Existing home sales fell by a more-than-expected 4.9 percent in January from December, according to the National Association of Realtors (NAR), to a seasonally adjusted annual rate (SAAR) of 4.82 million units. The drop was driven by a 5.1 percent month-over-month dip in single-family sales, and suggests a potentially down year for sales overall.
The decline was larger than most predicted, including Zillow (figure 1), and was the largest month-over-month decline since November 2013. On an annual basis, sales remain up 3.2 percent.
The median price of new homes sold in January continued to increase, reaching a seasonally-adjusted value of $215,000, up 1 percent from December and up 1 percent from a year ago. The median price of existing homes sold has increased in all but four months since the end of 2011 and is now at its highest level since August 2007.
Inclement weather wasn’t solely to blame, as sales volume fell across all major U.S. regions tracked by NAR and fell the most in the West (down 7.1 percent), which has enjoyed an unseasonably mild winter thus far and where weather has likely not had an adverse impact on transactions. Since closed sales often lag initial listing dates and open houses, it is possible that a more substantial weather effect could be visible in February data from listings that have only come on the market in the past few weeks.
Looking over the past 15 years, January tends to give a pretty good signal for the direction that existing home sales will take for the year.
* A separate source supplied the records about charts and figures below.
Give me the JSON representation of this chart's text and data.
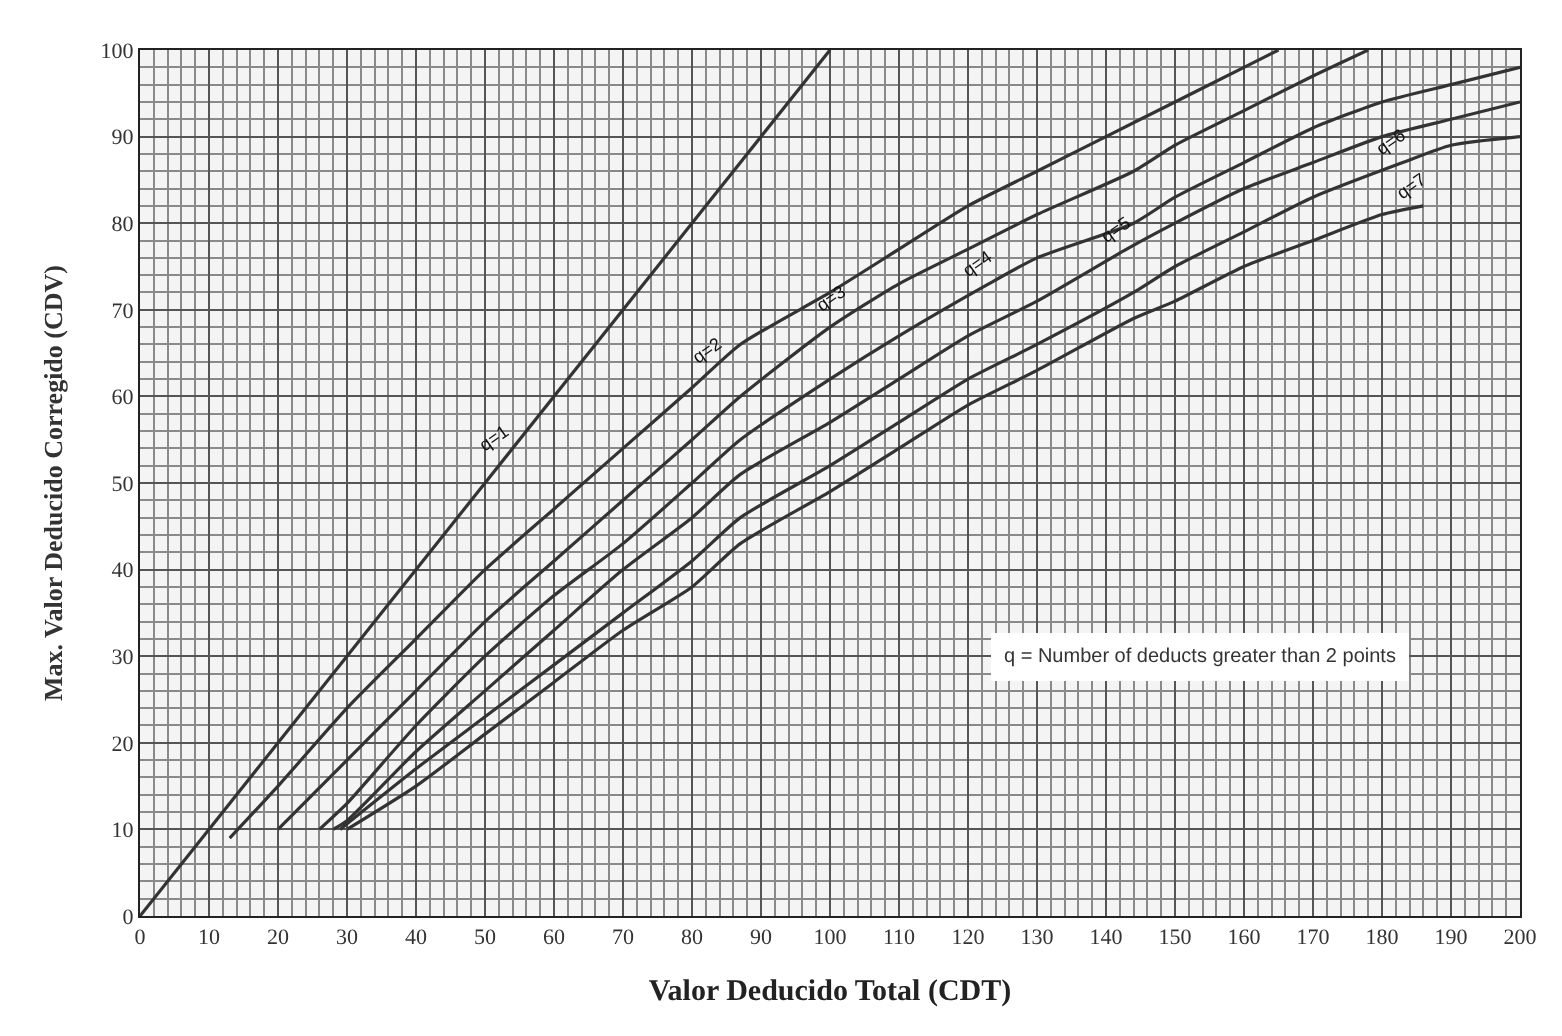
{
  "chart_data": {
    "type": "line",
    "xlabel": "Valor Deducido Total (CDT)",
    "ylabel": "Max. Valor Deducido Corregido (CDV)",
    "xlim": [
      0,
      200
    ],
    "ylim": [
      0,
      100
    ],
    "xticks": [
      0,
      10,
      20,
      30,
      40,
      50,
      60,
      70,
      80,
      90,
      100,
      110,
      120,
      130,
      140,
      150,
      160,
      170,
      180,
      190,
      200
    ],
    "yticks": [
      0,
      10,
      20,
      30,
      40,
      50,
      60,
      70,
      80,
      90,
      100
    ],
    "grid": true,
    "marker": "none",
    "line_style": "solid",
    "series": [
      {
        "color": "#333333",
        "x": [
          0,
          100
        ],
        "values": [
          0,
          100
        ]
      },
      {
        "color": "#333333",
        "x": [
          13,
          20,
          30,
          40,
          50,
          60,
          70,
          80,
          87,
          100,
          110,
          120,
          130,
          140,
          150,
          160,
          165
        ],
        "values": [
          9,
          15,
          24,
          32,
          40,
          47,
          54,
          61,
          66,
          72,
          77,
          82,
          86,
          90,
          94,
          98,
          100
        ]
      },
      {
        "color": "#333333",
        "x": [
          20,
          30,
          40,
          50,
          60,
          70,
          80,
          87,
          100,
          110,
          120,
          130,
          144,
          150,
          160,
          170,
          178
        ],
        "values": [
          10,
          18,
          26,
          34,
          41,
          48,
          55,
          60,
          68,
          73,
          77,
          81,
          86,
          89,
          93,
          97,
          100
        ]
      },
      {
        "color": "#333333",
        "x": [
          26,
          30,
          40,
          50,
          60,
          70,
          80,
          87,
          100,
          110,
          123,
          130,
          144,
          150,
          160,
          170,
          180,
          190,
          200
        ],
        "values": [
          10,
          13,
          22,
          30,
          37,
          43,
          50,
          55,
          62,
          67,
          73,
          76,
          80,
          83,
          87,
          91,
          94,
          96,
          98
        ]
      },
      {
        "color": "#333333",
        "x": [
          28,
          30,
          40,
          50,
          60,
          70,
          80,
          87,
          100,
          110,
          120,
          130,
          143,
          150,
          160,
          170,
          180,
          190,
          200
        ],
        "values": [
          10,
          11,
          19,
          26,
          33,
          40,
          46,
          51,
          57,
          62,
          67,
          71,
          77,
          80,
          84,
          87,
          90,
          92,
          94
        ]
      },
      {
        "color": "#333333",
        "x": [
          29,
          40,
          50,
          60,
          70,
          80,
          87,
          100,
          110,
          120,
          130,
          144,
          150,
          160,
          170,
          183,
          190,
          200
        ],
        "values": [
          10,
          17,
          23,
          29,
          35,
          41,
          46,
          52,
          57,
          62,
          66,
          72,
          75,
          79,
          83,
          87,
          89,
          90
        ]
      },
      {
        "color": "#333333",
        "x": [
          30,
          40,
          50,
          60,
          70,
          80,
          87,
          100,
          110,
          120,
          130,
          144,
          150,
          160,
          170,
          180,
          186
        ],
        "values": [
          10,
          15,
          21,
          27,
          33,
          38,
          43,
          49,
          54,
          59,
          63,
          69,
          71,
          75,
          78,
          81,
          82
        ]
      }
    ],
    "annotations": [
      {
        "text": "q=1",
        "x": 53,
        "y": 53
      },
      {
        "text": "q=2",
        "x": 84,
        "y": 63
      },
      {
        "text": "q=3",
        "x": 102,
        "y": 69
      },
      {
        "text": "q=4",
        "x": 123,
        "y": 73
      },
      {
        "text": "q=5",
        "x": 143,
        "y": 77
      },
      {
        "text": "q=6",
        "x": 183,
        "y": 87
      },
      {
        "text": "q=7",
        "x": 186,
        "y": 82
      },
      "q = Number of deducts greater than 2 points"
    ]
  }
}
Since 2000, in years when January sales declined on an annual basis, existing home sales fell for the year as a whole in four out of six cases (figure 2a). In years when January sales declined on a monthly basis, existing home sales fell for the full year in five out of eight cases (figure 2b). Looking at the correlation between the monthly and the annual change in January existing home sales, and the full-year change in existing home sales, suggests a better than 60 percent chance that 2015 will register overall lower sales.